The planned new law appears to be politically driven, said Charu Hogg, an associate fellow at the Chatham House think-tank in London.
"The move fits in with the recent state policies to tighten control over the political opposition as some of the 37 companies listed for takeover appear to be linked to the opposition UNP (United National Party)," she said.
"The lack of clearly defined criteria in deciding what constitutes an under-utilised and under-performing asset could become a potential political tool against non-compliant corporations," Hogg added.
Already last week ruling party supporters stormed a sugar factory owned by an opposition politician and earmarked for takeover, evicting the management and damaging property, the owners said.
The Marxist JVP, or People's Liberation Front, which usually supports state ownership of assets, echoed Hogg's view, saying it felt the bill was aimed at weakening the opposition.
Opposition lawmaker Harsha de Silva was quoted by the private Lanka Business Online website as comparing the bill to Zimbabwe President Robert Mugabe's expropriation of lands belonging to white farmers.
One poster on the website commented: "Welcome to Sri Lanka, the Zimbabwe in the Indian Ocean."
A Western diplomat, who declined to be named, said the legislation would send the wrong signals to potential investors.
Business groups urged the government on Saturday to withdraw the law.
"This bill has the potential to push the country into a deep economic crisis by discouraging both local and foreign investors," the Consortium of Trade and Industry Chambers of Galle district said in a statement.
Sri Lanka's Bar Association issued a similar statement.

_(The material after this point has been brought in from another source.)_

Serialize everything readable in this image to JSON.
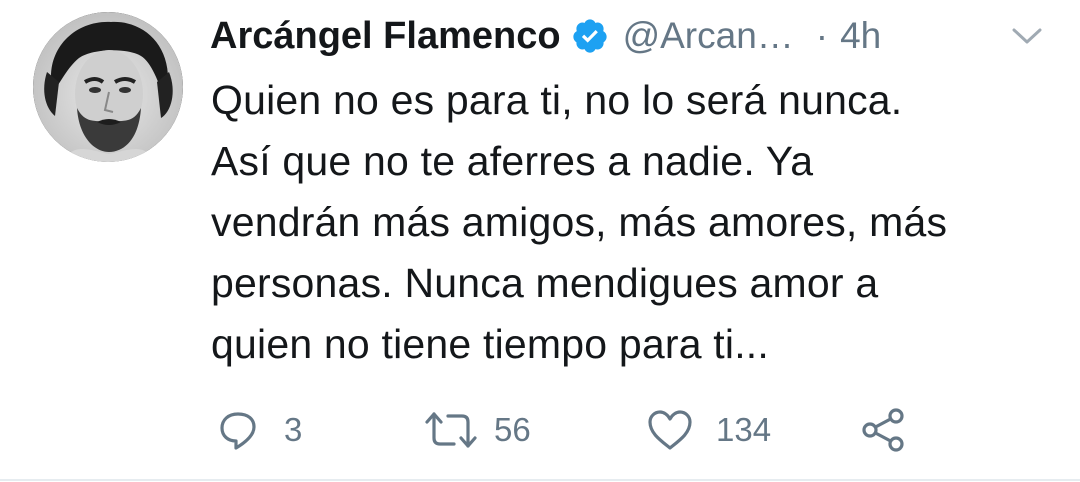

The country is already facing international criticism over its refusal to allow an independent probe into war crimes allegedly committed by both government troops and Tamil rebels in the final months of fighting.
Western nations have stopped direct aid to the government until Colombo improves its rights record.
But despite the warnings, Rajapakse is acting from a position of growing strength. He has won every election since overseeing the defeat of the Tamil rebels, tightening his grip on power.
He is also the minister of finance and his immediate family members hold key positions with authority over the day-to-day running of the economy, the military and parliament.